Maître ! Maître !" Les trois cris de Jean
d'Endor qui
sort de sa petite chambre pour aller se laver au bassin et se trouve en face
de Jésus qui en vient, éveillent Margziam qui court hors de la pièce de Marie avec
sa seule tunique sans manches et courte, encore déchaussé, tout yeux et
bouche pour voir et crie : "Il y a Jésus !" et toutes
jambes pour courir et grimper dans ses bras. Et ils éveillent aussi Sintica qui dort dans l'ancien atelier de Joseph et qui en sort après un moment, déjà habillée, mais avec ses
tresses très noires encore à moitié défaites et qui retombent sur ses
épaules.
Jésus, qui a encore l'enfant dans les bras, salue Jean et Sintica et les
exhorte à entrer dans la maison car la tramontane est très forte. Et
Lui entre le premier, portant Margziam à moitié nu qui claque des dents
malgré son enthousiasme, près du foyer déjà allumé où Marie se hâte de
chauffer du lait et puis les habits de l'enfant pour qu'il n'attrape pas du
mal.
Les deux autres ne parlent pas, mais semblent la personnification de la joie
extatique. Jésus est assis avec l'enfant sur ses genoux, alors que Marie
s'empresse de lui passer les vêtements qu'elle a fait chauffer. Jésus relève
son visage et leur sourit en disant : "Je vous avais promis que je
serais venu. Et aujourd'hui ou demain arrive aussi Simon le Zélote. Il est
allé ailleurs pour une chose dont je l'ai chargé. Mais
il ne va pas tarder et nous resterons plusieurs jours ensemble."

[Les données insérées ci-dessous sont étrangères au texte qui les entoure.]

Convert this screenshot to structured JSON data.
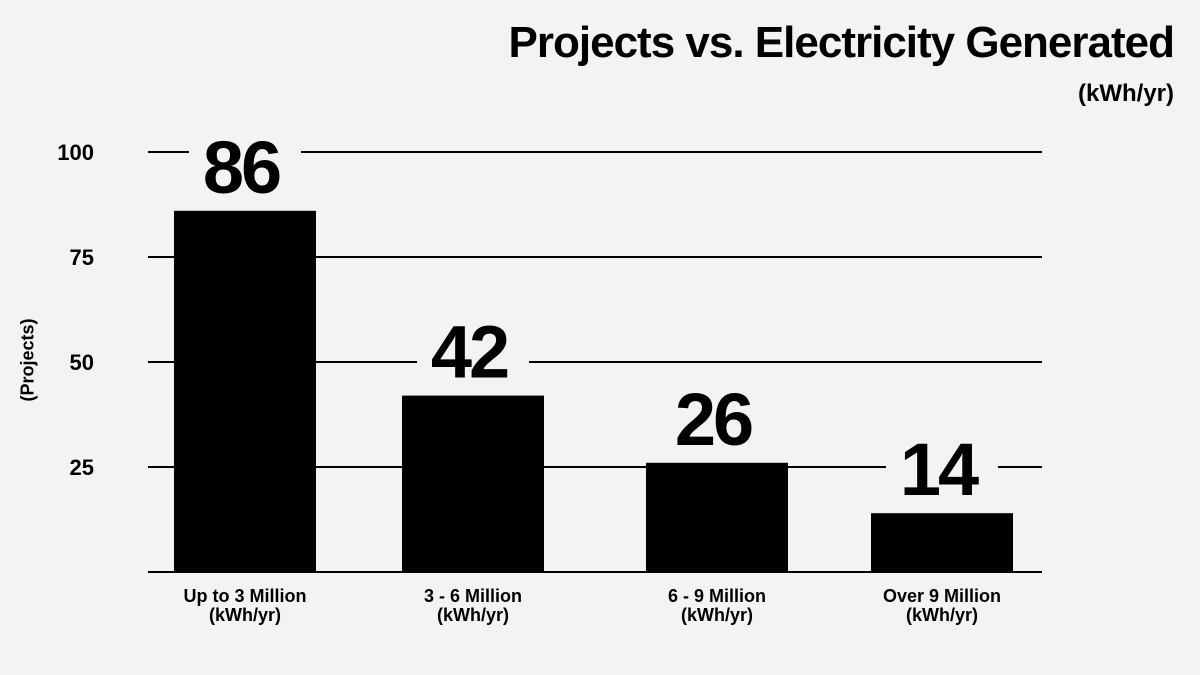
{
  "chart_data": {
    "type": "bar",
    "title": "Projects vs. Electricity Generated",
    "subtitle": "(kWh/yr)",
    "xlabel": "",
    "ylabel": "(Projects)",
    "categories": [
      [
        "Up to 3 Million",
        "(kWh/yr)"
      ],
      [
        "3 - 6 Million",
        "(kWh/yr)"
      ],
      [
        "6 - 9 Million",
        "(kWh/yr)"
      ],
      [
        "Over 9 Million",
        "(kWh/yr)"
      ]
    ],
    "values": [
      86,
      42,
      26,
      14
    ],
    "yticks": [
      25,
      50,
      75,
      100
    ],
    "ylim": [
      0,
      100
    ],
    "grid": true,
    "colors": {
      "bar": "#000000",
      "grid": "#000000",
      "background": "#f3f3f3"
    }
  }
}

La toilette de Margziam est terminée et les couleurs reviennent sur ses
petites joues rendues hâves par le froid. Jésus le fait descendre de ses
genoux et se lève pour passer dans la petite pièce à côté, suivi de tout le
monde. Marie arrive la dernière, tenant l'enfant par la main et doucement
elle lui fait des reproches : "Qu'est-ce que je devrais te faire
maintenant, moi ? Tu as désobéi. Je t'avais dit : "Reste au
lit, jusqu'à ce que je revienne" et tu es venu avant..."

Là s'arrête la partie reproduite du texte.